Mulder unbuckled his seatbelt so that he could face her easily and without restraint. He reached a hand out and touched her face. For a second, she was wide-eyed. Then she relaxed, as she often did, when he touched her. It was the same as the night before when, in her dream, she'd found some comfort and escape, from whatever she'd feared, by hearing his voice and recognizing his presence.
"I dreamed about you, Scully," Mulder said.
She let him see the smile.
"You saw me all day, Mulder," Scully offered. "And I was the last person you saw last night—unless you had other things going on once I went to sleep."
He returned the smile, his churning stomach making him feel a bit uneasy.
"I dreamed we were together," Mulder said. "Really together. Married. Domestic. Comfortable. The whole nine yards, Scully." He laughed to himself. "And before you try to explain that away for me, let me do it for you. I was thinking about—how much I love you, just before I went to sleep. I was thinking about what the future might hold for us. If I'm lucky." The smile he got, this time, flashing across her lips was softer.
"I love you, too," she said, almost whispering the words. "But I don't—understand…"
"I saw you in the dream, Scully," Mulder said. "But there was one little difference between you in the dream and—I fell asleep thinking about the fact that I've been feeling like there's something different about you. Something going on with you." He forced a smile at her because she'd begun to look a little uncomfortable. Her eyes were darting around, mostly watching his lips for signs of something. "Call it a sixth sense," he teased, to put her at ease. "I wanted to know what was going on with you, and the dream showed me something that was different."
"I haven't changed," Scully offered.
"You were pregnant," Mulder said. There was no reason to bite back the words. "In my dream, Scully? You were pregnant."
He saw the change in her expression.
"We talked about pregnancy yesterday," Scully said. "About B.J.'s pregnancy. The effects of pregnancy on women, and the changes they can undergo as a result of chemical and hormonal imbalances."
"It wasn't B.J. in my dream, Scully," Mulder said. He held her hand in his. His heart pounded. He knew the answer he wanted, even as he found the words to ask the question—and it wasn't an answer that would release him from any of the responsibility that seemed to be on the verge of falling on his shoulders. "Are you—pregnant?"
Scully looked away from him, but he'd already seen the answer, as plain as day, when it flashed across her face.
"I haven't had much time to deal with it," Scully said, her voice sounding like it was cracking a little. "I didn't know how you would feel about it…so soon."

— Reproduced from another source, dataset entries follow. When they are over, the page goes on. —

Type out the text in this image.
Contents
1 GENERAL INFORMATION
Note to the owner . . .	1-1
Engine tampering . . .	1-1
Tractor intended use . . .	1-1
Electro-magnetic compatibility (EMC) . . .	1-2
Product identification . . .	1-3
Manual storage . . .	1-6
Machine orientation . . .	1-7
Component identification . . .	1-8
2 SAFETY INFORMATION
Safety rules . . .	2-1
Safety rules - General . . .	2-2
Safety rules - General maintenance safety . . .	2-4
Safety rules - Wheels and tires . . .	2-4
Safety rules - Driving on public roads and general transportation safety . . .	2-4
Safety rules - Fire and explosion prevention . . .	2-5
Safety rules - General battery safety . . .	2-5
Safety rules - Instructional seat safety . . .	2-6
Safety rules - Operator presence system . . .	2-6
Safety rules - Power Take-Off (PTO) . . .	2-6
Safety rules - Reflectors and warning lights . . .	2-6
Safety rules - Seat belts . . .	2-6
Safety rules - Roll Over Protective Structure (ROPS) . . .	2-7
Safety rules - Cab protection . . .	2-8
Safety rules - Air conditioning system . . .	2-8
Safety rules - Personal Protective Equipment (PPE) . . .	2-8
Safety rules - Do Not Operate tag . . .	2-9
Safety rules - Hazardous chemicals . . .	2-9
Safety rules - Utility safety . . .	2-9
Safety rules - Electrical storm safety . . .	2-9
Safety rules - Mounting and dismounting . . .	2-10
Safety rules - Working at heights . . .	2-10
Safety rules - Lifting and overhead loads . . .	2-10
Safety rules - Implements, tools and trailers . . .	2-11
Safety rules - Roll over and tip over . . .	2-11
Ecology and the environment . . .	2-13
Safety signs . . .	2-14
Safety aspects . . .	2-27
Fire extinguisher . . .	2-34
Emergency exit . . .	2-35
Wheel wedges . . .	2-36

"How I would feel about it? Scully?"
He turned her face back toward him. There were tears pooling around her lower lids, but she was willing them not to escape. He moved, free from his seatbelt, to kiss her, and she pulled away from him. He asked her, with nothing more than a look, to explain herself.
"Mulder, I was just sick," she said.
Mulder laughed to himself.
"For once in my life, Scully," Mulder said, "I don't care at all." She allowed him a tight-lipped kiss, and he accepted it for what it was. What meant more to him, in that moment, than the kiss had, was the sigh that escaped her lips when the kiss had broken. She'd clearly drawn in a breath and released it, sending out some of the anxiety that had clearly been choking her. "A baby. We've got a lot to talk about."
"We do," Scully agreed. "But—first, we've got to solve a murder. I think we've got a little while to handle everything that goes with the baby."